Ces entreprises sont alors libres de fixer leurs prix. Mais parce que nous étions habitués à souscrire nos abonnements auprès de la même entreprise, historiquement en monopole, ces nouveaux entrants ont dû nous séduire ! Et pour cela, nombreuses ont été les offres proposant des prix bloqués durant plusieurs années.

Pour ces contrats aux prix fixés librement, l’augmentation des prix du gaz est donc pour l’instant supportée par les entreprises de fourniture du gaz, et non par les consommateurs via une augmentation du prix des abonnements.

Le Gouvernement n’a donc pris aucune mesure concernant les tarifs librement fixés par les entreprises.

Si toutefois ces tarfis explosaient également, la loi permettrait au Gouvernement d’intervenir en cas de difficulté durable d’approvisionnement, après consultation de l’autorité compétente pour gérer le fonctionnement des marchés : l’Autorité de la concurrence. En cas d’avis favorable de cette autorité, l’Etat pourrait alors réglementer les prix qui sont d’ordinaire librement fixés par les entreprises et limiter ainsi les hausses des prix[2].

 

Le Gouvernement ne peut-il pas bloquer les prix plus longtemps ?

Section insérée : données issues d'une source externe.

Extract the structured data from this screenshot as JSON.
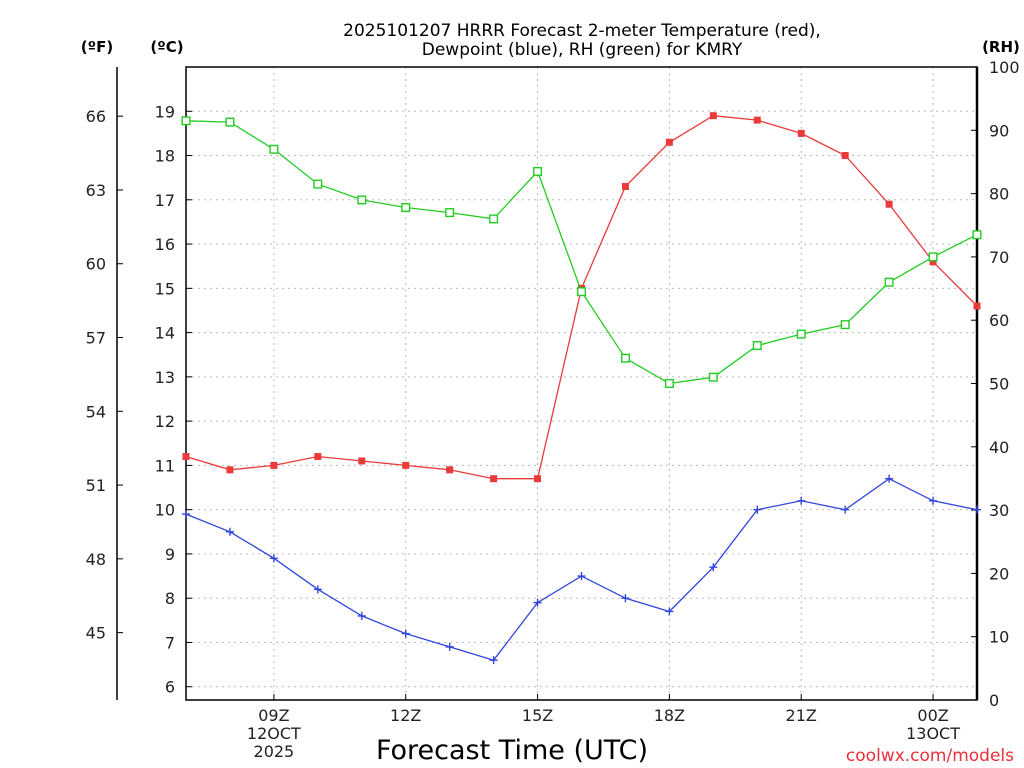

Pour assurer la rentabilité d’Engie, la loi impose que les tarifs réglementés couvrent l’ensemble des coûts qui sont supportés par l’entreprise. Il s’agit notamment des coûts d’approvisionnement, des coûts de stockage, de transport, de commercialisation et de distribution de gaz.

Or, la hausse des prix du gaz étant due à des facteurs extérieurs, en bloquant les prix du gaz, l’Etat ne permet pas à Engie de faire face aux augmentations de prix que l’entreprise doit pourtant assurer.

En 2012[3], le Conseil d’Etat – le juge qui contrôle les actes du Gouvernement notamment – avait annulé le blocage des prix du gaz justement parce que les prix qui en découlaient ne permettaient pas de couvrir l’augmentation du coût d’approvisionnement en gaz naturel.

Il n’est donc pas certain que le Conseil d’Etat accepte un blocage des prix sur une durée conséquente.

 

Affaire à suivre !

 

 

 

[1] Loi n° 2019-1147 du 8 novembre 2019 relative à l’énergie et au climat, article 63.

[2] Article L.410-2 du code de commerce.

[3] CE, 10 juillet 2012, SA GDF Suez et Association nationale des opérateurs détaillants en énergie, n°353356 353555.